Le Savagnin s’exprime différemment selon son mode d’élevage. C’est essentiel pour comprendre son identité aromatique, qui n’est jamais figée.
Le Savagnin ouillé : pureté cristalline
- Fruits à chair blanche : poire croquante, pomme verte, parfois des touches de coing et de mirabelle.
- Arômes floraux : aubépine, chèvrefeuille, tilleul, nuances de verveine.
- Citrus vifs : zeste de citron, pointe de combava ou cédrat, selon les millésimes.
- Épices douces : poivre blanc, gingembre frais, graine de moutarde.
- Notes minérales : pierre à fusil, coquille d’huître, une touche saline qui trahit le sol jurassien, riche en marnes bleues et grises.
Ici, le Savagnin dévoile une netteté rare et, souvent, une acidité ciselée (les pH flirtent couramment avec 3,1 à 3,2 : source INAO), qui prolonge en bouche ses arômes dans une longueur étonnante.
Savagnin sous voile : la signature oxydative
- Noix fraîche et fruits secs : la noix verte, la noisette, l’amande effilée reviennent toujours – c’est la marque du voile de levures, qui transforme les arômes primaires du cépage.
- Épices chaudes : curry doux, safran, girofle, une pointe de muscade.

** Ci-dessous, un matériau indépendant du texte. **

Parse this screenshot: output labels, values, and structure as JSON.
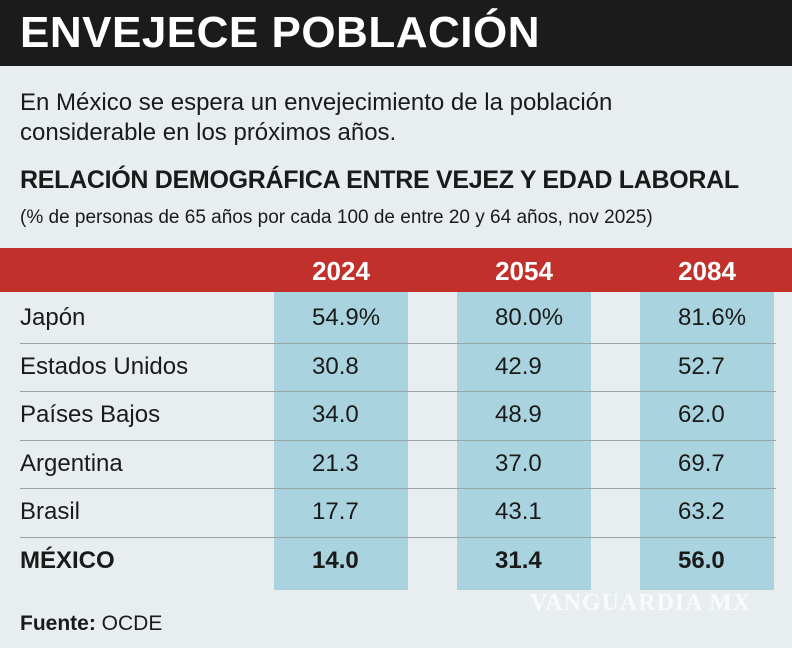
{
  "header": {
    "title": "ENVEJECE POBLACIÓN"
  },
  "intro": "En México se espera un envejecimiento de la población considerable en los próximos años.",
  "table": {
    "title": "RELACIÓN DEMOGRÁFICA ENTRE VEJEZ Y EDAD LABORAL",
    "subtitle": "(% de personas de 65 años por cada 100 de entre 20 y 64 años, nov 2025)",
    "columns": [
      "2024",
      "2054",
      "2084"
    ],
    "rows": [
      [
        "Japón",
        "54.9%",
        "80.0%",
        "81.6%"
      ],
      [
        "Estados Unidos",
        "30.8",
        "42.9",
        "52.7"
      ],
      [
        "Países Bajos",
        "34.0",
        "48.9",
        "62.0"
      ],
      [
        "Argentina",
        "21.3",
        "37.0",
        "69.7"
      ],
      [
        "Brasil",
        "17.7",
        "43.1",
        "63.2"
      ],
      [
        "MÉXICO",
        "14.0",
        "31.4",
        "56.0"
      ]
    ]
  },
  "source": {
    "label": "Fuente:",
    "text": "OCDE"
  },
  "watermark": "VANGUARDIA MX"
}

- Notes de sous-bois : humus, mousse, parfois un rappel de truffe blanche dans les vieux millésimes.
- Arômes d’agrumes confits : écorce d’orange, citron confit, et un soupçon de yuzu.
- Accents de pomme blette, bois ciré : nuances que l’on retrouve particulièrement sur les vins jaunes de garde.
Selon les années et la durée d’élevage sous voile (six ans et trois mois minimum pour un vin jaune), les notes évoluent vers l’éther, la cire, ou l’iode.